The RepetitiveSignal object thus rasterizes signals on demand by using a signals .epochsdatastructure and the.replace_epochs()` function to produce a C x T matrix only when needed.

Closing Thoughts on Signals

If you want to have a model that uses the data from 100 neurons, you can either have a single 100-channel Signal, or 100 one-channel signals. It's up to you.

Future work tickets:

  • TODO: Subclassed Signal that rasterizes from an spike time list
  • TODO: Prototype how signals can implement the numpy interface (See next section)
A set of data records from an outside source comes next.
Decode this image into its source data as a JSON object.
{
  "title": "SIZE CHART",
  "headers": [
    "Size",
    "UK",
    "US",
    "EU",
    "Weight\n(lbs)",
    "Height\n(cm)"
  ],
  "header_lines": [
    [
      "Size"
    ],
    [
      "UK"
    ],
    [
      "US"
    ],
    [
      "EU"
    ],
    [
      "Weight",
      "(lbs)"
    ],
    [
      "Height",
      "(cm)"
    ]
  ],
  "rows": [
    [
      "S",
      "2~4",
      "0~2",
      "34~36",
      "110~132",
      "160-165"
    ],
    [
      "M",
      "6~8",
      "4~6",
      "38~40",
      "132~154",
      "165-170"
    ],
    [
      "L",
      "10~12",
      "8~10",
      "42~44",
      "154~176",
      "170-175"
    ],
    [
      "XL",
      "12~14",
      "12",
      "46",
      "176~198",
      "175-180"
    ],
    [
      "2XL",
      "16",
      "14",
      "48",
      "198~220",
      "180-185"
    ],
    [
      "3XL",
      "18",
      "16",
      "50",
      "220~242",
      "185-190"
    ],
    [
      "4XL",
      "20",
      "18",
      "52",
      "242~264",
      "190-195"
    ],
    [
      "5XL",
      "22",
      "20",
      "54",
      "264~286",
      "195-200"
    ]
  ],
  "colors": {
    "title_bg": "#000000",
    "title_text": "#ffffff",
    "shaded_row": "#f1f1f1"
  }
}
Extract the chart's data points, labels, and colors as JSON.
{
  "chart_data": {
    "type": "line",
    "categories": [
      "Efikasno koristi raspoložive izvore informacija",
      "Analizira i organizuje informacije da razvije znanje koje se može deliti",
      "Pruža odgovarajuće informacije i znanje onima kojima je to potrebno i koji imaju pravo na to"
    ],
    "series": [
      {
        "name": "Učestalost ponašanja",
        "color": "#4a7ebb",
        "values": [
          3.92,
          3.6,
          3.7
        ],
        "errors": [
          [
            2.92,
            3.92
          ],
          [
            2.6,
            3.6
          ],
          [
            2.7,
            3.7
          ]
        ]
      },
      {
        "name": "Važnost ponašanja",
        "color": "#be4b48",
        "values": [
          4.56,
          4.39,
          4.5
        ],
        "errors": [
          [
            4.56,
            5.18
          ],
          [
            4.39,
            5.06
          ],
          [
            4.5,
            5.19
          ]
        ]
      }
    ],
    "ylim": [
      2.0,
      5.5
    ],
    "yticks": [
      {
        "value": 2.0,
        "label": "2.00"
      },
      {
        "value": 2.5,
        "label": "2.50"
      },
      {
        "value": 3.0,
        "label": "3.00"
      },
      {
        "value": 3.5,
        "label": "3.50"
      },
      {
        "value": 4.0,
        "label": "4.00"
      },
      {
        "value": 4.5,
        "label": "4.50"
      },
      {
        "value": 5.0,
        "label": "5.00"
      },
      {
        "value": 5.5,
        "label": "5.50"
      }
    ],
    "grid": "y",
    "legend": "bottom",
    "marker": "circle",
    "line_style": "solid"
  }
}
Signals Implement the Numpy Interface

Signals implement the Numpy universal function interface. This means that you can perform a variety of array operations on Signals:

# Add a DC offset of 5 to the signal
offset_signal = signal + 5

# Matrix multiplication
weighted_channels = weights @ signal

# Multi-signal operations (stim and pupil are signals)
pred = stim * pupil + stim * pupil**2 + stim * pupil**3

# Apply a linear filter to the signal. A new signal is created as fir
fir = lfilter(b, a, stim)

# Now, average across the filtered channels.
fir_mean = fir.mean(axis=0)

When performing an operation on a signal, a new signal object is returned. The signal will be identical to the original object, albeit with appropriately-transformed data (e.g., sampling rate and epochs will be copied over).

If you attempt to perform an operation (e.g., adding two signals) that do not match in some attribute (e.g., number of samples, sampling rate, etc.) you'll get an error.